Greyhawk 636 CY: The Rise of Asmodeus
Procan is the Oeridian god of Seas, Sea Life, Salt, Sea Weather, and Navigation. His holy symbol is a gold and coral trident above or piercing a cresting wave.
|Title(s)||The Storm Lord, the Sailor of Sea and Sky|
|Home Plane||Ever-Changing Chaos of Limbo|
|Portfolio||Seas, Sea Life, Salt, Sea Weather, Navigation|
|Domains||Animal, Chaos, Luck, Storm, Travel, Water, Weather|
Procan is an ancient, primal god. He is wild and tempestuous; he can be benevolent or malevolent at turns, but generally cares nothing for humanity unless carefully propitiated – and perhaps not even then. He’s the embodiment of mercurial winds and uncertain fate. He is greedy and possessive of the wealth that comes to his domain, whether from deliberate offerings or sunken ships. He’s an elder god, almost like a titan, though he roams the cosmos freely.
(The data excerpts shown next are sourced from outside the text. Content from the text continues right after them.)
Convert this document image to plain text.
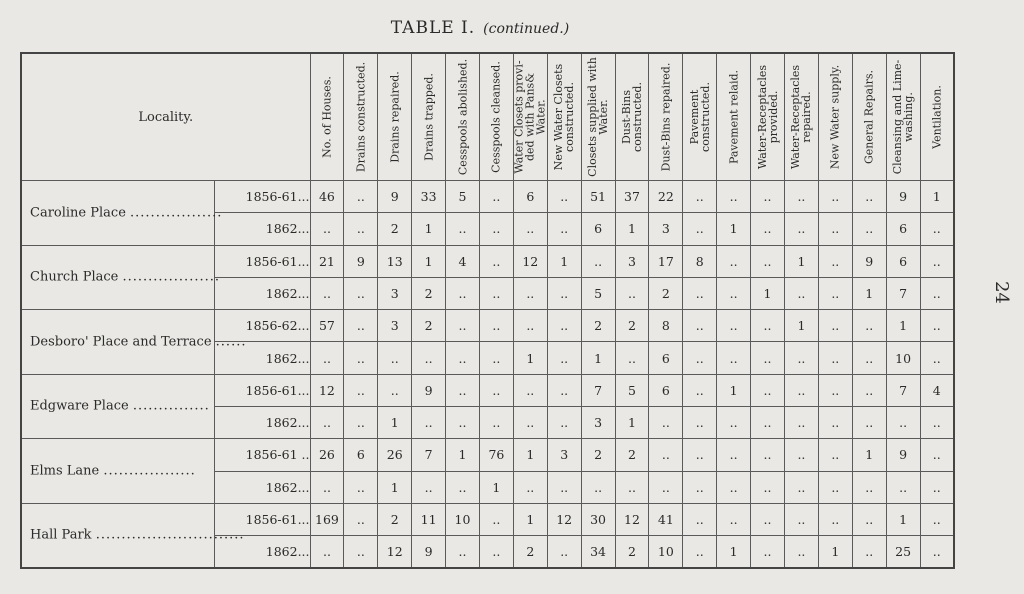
TABLE I. (continued.)
24
Locality.		No. of Houses.	Drains constructed.	Drains repaired.	Drains trapped.	Cesspools abolished.	Cesspools cleansed.	Water Closets provi-ded with Pans& Water.	New Water Closets constructed.	Closets supplied with Water.	Dust-Bins constructed.	Dust-Bins repaired.	Pavement constructed.	Pavement relaid.	Water-Receptacles provided.	Water-Receptacles repaired.	New Water supply.	General Repairs.	Cleansing and Lime-washing.	Ventilation.

Caroline Place ..................	1856-61...	46	..	9	33	5	..	6	..	51	37	22	..	..	..	..	..	..	9	1
	1862...	..	..	2	1	..	..	..	..	6	1	3	..	1	..	..	..	..	6	..

Church Place ...................	1856-61...	21	9	13	1	4	..	12	1	..	3	17	8	..	..	1	..	9	6	..
	1862...	..	..	3	2	..	..	..	..	5	..	2	..	..	1	..	..	1	7	..

Desboro' Place and Terrace ......	1856-62...	57	..	3	2	..	..	..	..	2	2	8	..	..	..	1	..	..	1	..
	1862...	..	..	..	..	..	..	1	..	1	..	6	..	..	..	..	..	..	10	..

Edgware Place ...............	1856-61...	12	..	..	9	..	..	..	..	7	5	6	..	1	..	..	..	..	7	4
	1862...	..	..	1	..	..	..	..	..	3	1	..	..	..	..	..	..	..	..	..

Elms Lane ..................	1856-61 ..	26	6	26	7	1	76	1	3	2	2	..	..	..	..	..	..	1	9	..
	1862...	..	..	1	..	..	1	..	..	..	..	..	..	..	..	..	..	..	..	..

Hall Park .............................	1856-61...	169	..	2	11	10	..	1	12	30	12	41	..	..	..	..	..	..	1	..
	1862...	..	..	12	9	..	..	2	..	34	2	10	..	1	..	..	1	..	25	..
Procan is portrayed as a muscular man with blue-green skin and hair. His eyes are golden, glinting like sunken treasure. He carries a large spear dripping with seaweed.
Procan is the father of the Velaeri: (Velnius, Telchur, Atroa, Sotillion, and Wenta). Procan usually ignores other gods, save for fellow sea-deities such as Osprem and Xerbo. He is said to have aided in the banishment of Panzuriel.
Procan’s realm, Seasedge, is located on the plane of Limbo.
Priests of Procan stress the protean and changeable nature of the seas and skies. They portray nature as a harsh, treacherous mistress that Procan can hope to avail against. While Procan can protect his worshippers against doom, they also note that he can help them reap the bounty of the seas. The ocean—and, by extension, Procan—is seen as the origin and destination of all life.
Procan is most often revered in his aquatic aspect, though some inland peoples do worship him as a weather god. Some sentient aquatic creatures, such as merfolk, may also worship Procan.
Clerics of Procan normally live on or near the sea, ministering to fishermen and sailors. Their holy water is made from salt water, but their create water cantrips may call either fresh or salt water into being.
Any port city will have at least a small shrine to Procan. Atirr, the Free City of Greyhawk, Hardby, Irongate, and Sasserine all have temples to the deity. Atirr’s cathedral is particularly large. The cathedral of Procan in Ironport in the Sea Barons is famed for its incredible decorations, including arabesques, symbols of Procan, anchors, and chains all carved from stone. In the center is a towering 20 foot high statue of the god himself. The cathedral’s walls stand over a hundred feet high.
Procan’s services are held on or close to the sea. Gold or pearls are cast into the waters as offerings to the deity, fish and bread are eaten, and the priests pray for the safety at sea.